DLP detections already work today

Data-in-motion events (USB copies, web uploads, clipboard egress) flow through the unified Alerts API. The existing falcon_search_detections tool picks these up when you filter with product:'data-protection' — full detection records come back with destination context, matched classifications, user info, response actions, and MITRE mappings. So that part of the request is actually covered already.

EDD scan results live in NGSIEM

This one surprised us. Classified file results from EDD scans are queryable via CQL through our search_ngsiem tool. The event type is Event_DataProtectionClassifiedFileEvent and it includes scan run IDs, profile names, file paths, matched classifications, content patterns, and sensitivity labels. Not a dedicated REST endpoint, but the data is there and queryable.

Configuration APIs are solid

FalconPy's DataProtectionConfiguration class has query + get operations for classifications, policies, content patterns, cloud apps, sensitivity labels, web locations, and enterprise accounts.

The actual gap

No dedicated REST API exists for querying EDD scan runs, scan hosts, or classified file findings outside of NGSIEM. The ODS (On-Demand Scan) APIs handle malware scanning, not data classification — those are different products despite the similar scan run/host structure.

Here's what we're thinking

A data-protection module with three read-only tools:

• falcon_search_classifications — search/retrieve classification configs
• falcon_search_data_protection_policies — search/retrieve policy configs (per platform)
• falcon_search_content_patterns — search/retrieve content pattern definitions

The value here is giving the LLM context about what DLP rules exist, so it can make sense of detections it's already seeing through falcon_search_detections and NGSIEM queries.

We're checking with the Data Protection team on whether there are plans to expose EDD scan data via REST API or if NGSIEM is the intended programmatic path. Will update this issue as we hear back.

[carlosmmatos]

Got an answer from the Data Protection engineering team and it lines up with what we found.

The team confirmed the public API surface is just Policy Config and Alerts/Detections. For raw event export, the supported path is FDR. There's no API for data-at-rest at the moment, and the NGSIEM event list we shared is the complete set of publicly available events — DataProtectionClassifiedFileEvent is the one for EDD scan results.

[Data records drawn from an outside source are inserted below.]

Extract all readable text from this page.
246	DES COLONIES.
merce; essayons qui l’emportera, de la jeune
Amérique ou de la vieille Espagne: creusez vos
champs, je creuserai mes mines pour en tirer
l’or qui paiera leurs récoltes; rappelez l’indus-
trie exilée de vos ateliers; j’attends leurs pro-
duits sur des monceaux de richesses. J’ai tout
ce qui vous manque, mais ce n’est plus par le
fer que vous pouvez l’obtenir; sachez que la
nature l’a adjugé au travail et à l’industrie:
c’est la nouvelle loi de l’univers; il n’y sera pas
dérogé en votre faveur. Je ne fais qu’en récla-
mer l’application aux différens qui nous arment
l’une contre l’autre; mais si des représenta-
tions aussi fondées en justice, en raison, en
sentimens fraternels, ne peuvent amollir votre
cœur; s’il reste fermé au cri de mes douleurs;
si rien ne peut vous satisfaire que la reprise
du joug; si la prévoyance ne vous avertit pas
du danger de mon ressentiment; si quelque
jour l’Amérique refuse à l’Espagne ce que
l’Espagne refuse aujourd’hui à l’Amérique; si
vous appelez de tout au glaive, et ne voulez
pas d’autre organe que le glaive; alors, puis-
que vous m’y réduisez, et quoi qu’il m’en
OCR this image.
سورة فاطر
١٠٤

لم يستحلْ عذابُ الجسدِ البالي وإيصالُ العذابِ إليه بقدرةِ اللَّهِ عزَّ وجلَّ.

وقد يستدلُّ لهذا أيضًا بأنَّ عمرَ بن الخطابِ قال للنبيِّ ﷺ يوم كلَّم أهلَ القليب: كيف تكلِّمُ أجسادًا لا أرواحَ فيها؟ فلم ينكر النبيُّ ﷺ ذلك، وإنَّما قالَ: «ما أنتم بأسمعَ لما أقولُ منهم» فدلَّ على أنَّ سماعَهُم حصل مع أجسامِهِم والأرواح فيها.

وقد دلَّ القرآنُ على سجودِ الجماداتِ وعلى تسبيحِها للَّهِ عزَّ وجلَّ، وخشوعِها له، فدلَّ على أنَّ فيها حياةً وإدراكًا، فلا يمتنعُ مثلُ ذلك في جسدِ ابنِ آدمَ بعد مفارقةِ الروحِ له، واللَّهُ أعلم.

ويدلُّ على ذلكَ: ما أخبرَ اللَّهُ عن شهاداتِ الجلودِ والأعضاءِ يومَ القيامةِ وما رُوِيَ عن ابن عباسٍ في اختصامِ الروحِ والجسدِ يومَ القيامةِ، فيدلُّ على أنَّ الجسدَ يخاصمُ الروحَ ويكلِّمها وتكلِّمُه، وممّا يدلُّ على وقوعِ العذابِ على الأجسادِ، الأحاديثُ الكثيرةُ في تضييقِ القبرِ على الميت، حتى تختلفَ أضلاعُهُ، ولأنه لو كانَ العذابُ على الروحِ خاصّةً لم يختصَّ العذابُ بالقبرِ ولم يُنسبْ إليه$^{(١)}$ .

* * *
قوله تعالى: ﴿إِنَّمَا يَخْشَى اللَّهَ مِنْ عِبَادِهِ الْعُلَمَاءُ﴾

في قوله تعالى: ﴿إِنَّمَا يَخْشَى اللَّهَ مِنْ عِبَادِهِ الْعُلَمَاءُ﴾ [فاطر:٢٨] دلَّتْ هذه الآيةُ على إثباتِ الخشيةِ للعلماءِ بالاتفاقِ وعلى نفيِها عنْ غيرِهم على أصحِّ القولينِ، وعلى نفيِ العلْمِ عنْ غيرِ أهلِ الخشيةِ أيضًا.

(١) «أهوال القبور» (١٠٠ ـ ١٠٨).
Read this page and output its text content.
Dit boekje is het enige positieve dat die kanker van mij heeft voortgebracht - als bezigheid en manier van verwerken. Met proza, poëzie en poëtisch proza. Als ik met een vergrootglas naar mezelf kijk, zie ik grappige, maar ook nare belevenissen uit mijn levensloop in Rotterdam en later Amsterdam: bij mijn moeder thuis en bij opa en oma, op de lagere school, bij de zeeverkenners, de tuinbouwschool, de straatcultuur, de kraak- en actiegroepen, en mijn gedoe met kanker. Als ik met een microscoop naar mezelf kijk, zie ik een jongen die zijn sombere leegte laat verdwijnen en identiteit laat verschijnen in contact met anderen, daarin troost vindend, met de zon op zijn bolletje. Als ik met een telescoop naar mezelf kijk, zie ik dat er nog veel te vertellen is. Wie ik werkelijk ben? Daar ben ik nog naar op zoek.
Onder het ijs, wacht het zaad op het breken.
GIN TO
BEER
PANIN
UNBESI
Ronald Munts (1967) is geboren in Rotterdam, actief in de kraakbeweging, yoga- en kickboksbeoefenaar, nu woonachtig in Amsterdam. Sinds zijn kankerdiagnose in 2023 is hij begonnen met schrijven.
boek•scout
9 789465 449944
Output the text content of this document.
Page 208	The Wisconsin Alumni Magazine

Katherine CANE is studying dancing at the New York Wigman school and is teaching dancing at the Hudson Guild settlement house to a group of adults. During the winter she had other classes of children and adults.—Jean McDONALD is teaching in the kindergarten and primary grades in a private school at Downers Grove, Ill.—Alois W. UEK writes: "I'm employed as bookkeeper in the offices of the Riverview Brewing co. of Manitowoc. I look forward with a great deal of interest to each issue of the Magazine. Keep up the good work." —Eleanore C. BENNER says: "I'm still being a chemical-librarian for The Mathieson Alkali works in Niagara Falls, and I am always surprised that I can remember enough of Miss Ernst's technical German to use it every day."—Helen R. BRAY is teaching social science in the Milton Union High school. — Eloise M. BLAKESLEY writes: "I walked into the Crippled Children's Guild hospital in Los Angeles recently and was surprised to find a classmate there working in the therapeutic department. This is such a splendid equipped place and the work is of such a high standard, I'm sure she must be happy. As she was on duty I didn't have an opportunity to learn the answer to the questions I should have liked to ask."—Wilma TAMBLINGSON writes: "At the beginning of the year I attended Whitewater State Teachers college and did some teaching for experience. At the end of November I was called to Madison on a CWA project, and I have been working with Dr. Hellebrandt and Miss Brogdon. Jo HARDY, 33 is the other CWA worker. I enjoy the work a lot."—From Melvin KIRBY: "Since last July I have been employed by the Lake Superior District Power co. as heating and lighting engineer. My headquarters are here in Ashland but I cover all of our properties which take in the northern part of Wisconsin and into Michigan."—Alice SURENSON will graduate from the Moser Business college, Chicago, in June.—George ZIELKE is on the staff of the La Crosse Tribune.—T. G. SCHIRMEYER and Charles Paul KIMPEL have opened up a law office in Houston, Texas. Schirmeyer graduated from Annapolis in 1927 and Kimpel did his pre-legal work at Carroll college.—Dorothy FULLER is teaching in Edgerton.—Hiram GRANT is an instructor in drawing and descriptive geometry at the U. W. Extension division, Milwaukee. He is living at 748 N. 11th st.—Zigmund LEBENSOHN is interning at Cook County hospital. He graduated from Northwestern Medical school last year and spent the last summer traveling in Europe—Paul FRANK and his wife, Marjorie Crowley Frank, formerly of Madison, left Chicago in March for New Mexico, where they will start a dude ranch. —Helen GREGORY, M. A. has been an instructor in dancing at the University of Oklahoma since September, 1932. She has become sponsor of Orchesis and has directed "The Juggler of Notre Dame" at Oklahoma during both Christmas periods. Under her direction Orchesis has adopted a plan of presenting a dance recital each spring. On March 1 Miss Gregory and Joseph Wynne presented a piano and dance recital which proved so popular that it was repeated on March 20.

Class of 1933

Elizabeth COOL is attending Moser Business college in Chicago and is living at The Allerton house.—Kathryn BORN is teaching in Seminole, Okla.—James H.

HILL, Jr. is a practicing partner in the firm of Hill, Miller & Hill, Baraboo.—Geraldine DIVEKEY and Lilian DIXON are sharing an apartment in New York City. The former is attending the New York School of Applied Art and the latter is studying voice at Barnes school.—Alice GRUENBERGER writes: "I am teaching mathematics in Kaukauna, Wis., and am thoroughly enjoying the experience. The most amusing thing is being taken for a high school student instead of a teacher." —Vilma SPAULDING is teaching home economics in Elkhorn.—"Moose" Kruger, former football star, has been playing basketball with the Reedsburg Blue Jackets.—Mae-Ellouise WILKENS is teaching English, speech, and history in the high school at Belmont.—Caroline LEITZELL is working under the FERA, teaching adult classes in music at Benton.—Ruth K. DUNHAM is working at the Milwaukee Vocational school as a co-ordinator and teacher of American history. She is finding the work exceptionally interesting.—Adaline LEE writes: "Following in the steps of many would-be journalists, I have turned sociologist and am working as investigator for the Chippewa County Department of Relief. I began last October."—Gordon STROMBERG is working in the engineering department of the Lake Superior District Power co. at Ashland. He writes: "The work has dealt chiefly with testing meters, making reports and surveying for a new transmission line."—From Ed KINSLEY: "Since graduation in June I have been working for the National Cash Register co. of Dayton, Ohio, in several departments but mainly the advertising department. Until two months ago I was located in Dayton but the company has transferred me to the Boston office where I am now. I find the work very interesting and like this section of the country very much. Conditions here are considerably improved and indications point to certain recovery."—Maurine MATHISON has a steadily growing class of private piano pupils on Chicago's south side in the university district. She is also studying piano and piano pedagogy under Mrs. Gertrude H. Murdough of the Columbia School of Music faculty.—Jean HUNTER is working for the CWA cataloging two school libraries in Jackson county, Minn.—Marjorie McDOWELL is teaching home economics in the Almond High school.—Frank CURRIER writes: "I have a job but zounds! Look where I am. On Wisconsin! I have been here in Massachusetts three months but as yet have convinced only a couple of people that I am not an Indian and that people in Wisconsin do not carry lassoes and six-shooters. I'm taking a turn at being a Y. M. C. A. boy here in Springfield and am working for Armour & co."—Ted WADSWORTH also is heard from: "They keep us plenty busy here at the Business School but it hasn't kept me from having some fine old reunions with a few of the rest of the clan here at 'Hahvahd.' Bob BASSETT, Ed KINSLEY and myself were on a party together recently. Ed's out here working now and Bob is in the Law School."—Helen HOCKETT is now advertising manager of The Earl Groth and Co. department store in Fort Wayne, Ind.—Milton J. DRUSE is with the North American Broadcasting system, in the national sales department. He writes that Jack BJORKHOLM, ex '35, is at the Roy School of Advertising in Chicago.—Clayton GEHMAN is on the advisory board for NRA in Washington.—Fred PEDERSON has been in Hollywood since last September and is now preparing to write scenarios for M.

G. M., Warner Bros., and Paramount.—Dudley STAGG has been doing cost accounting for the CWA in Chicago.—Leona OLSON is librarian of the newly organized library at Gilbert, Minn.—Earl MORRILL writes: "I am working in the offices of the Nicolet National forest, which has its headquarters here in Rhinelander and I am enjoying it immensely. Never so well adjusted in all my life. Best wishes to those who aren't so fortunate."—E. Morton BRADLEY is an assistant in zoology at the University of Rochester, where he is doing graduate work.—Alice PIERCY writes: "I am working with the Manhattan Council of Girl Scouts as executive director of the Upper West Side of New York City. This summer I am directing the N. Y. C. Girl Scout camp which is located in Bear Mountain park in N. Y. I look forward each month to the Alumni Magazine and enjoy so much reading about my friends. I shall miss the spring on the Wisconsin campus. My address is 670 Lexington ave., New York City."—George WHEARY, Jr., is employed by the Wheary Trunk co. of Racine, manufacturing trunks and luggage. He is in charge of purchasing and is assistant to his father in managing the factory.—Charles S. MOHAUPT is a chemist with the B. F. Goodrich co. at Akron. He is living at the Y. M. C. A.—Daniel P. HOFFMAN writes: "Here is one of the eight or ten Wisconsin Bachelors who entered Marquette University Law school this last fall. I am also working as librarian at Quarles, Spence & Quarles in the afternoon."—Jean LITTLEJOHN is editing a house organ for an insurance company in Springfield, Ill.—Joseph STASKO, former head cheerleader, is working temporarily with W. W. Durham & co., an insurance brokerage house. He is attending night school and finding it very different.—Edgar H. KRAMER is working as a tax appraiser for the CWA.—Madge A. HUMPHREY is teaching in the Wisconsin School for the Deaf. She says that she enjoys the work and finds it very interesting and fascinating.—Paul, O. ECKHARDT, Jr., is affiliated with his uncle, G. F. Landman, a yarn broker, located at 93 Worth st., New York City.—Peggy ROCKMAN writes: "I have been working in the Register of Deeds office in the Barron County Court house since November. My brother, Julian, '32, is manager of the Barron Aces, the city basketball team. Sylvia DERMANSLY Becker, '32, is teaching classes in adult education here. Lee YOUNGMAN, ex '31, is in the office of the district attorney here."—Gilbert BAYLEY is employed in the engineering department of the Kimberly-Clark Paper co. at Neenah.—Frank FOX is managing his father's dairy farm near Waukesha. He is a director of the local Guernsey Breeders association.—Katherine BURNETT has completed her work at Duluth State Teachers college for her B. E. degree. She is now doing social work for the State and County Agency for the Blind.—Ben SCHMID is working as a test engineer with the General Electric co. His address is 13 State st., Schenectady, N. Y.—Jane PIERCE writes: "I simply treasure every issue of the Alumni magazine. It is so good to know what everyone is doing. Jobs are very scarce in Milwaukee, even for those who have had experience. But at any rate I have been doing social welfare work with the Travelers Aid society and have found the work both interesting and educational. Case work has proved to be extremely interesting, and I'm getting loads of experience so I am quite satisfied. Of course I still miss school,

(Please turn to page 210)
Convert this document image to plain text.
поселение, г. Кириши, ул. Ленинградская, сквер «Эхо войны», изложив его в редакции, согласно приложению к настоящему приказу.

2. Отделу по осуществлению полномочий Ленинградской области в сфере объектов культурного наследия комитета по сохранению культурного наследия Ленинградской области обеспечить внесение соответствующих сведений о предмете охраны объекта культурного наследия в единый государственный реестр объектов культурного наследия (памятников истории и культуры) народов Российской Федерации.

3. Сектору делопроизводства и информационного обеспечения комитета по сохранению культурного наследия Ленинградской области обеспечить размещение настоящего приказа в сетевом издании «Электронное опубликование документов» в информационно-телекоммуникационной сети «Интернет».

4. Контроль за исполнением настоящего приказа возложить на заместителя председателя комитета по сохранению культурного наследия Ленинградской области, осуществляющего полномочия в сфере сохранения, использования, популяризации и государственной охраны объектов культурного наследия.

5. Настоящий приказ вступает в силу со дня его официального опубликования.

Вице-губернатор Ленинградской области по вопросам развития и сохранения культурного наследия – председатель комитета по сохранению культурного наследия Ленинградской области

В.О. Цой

So the plan we sketched out earlier holds:

• DLP detections — already work today via falcon_search_detections with product:'data-protection'
• EDD scan results — NGSIEM through search_ngsiem, no REST API on the roadmap
• Configuration — that's the gap, and that's where we'll add tools

Going to build a data-protection module with three read-only tools: falcon_search_classifications, falcon_search_data_protection_policies, falcon_search_content_patterns. The idea is to give the LLM a way to see what DLP rules exist so it can make sense of the detections it's already pulling. PR to follow.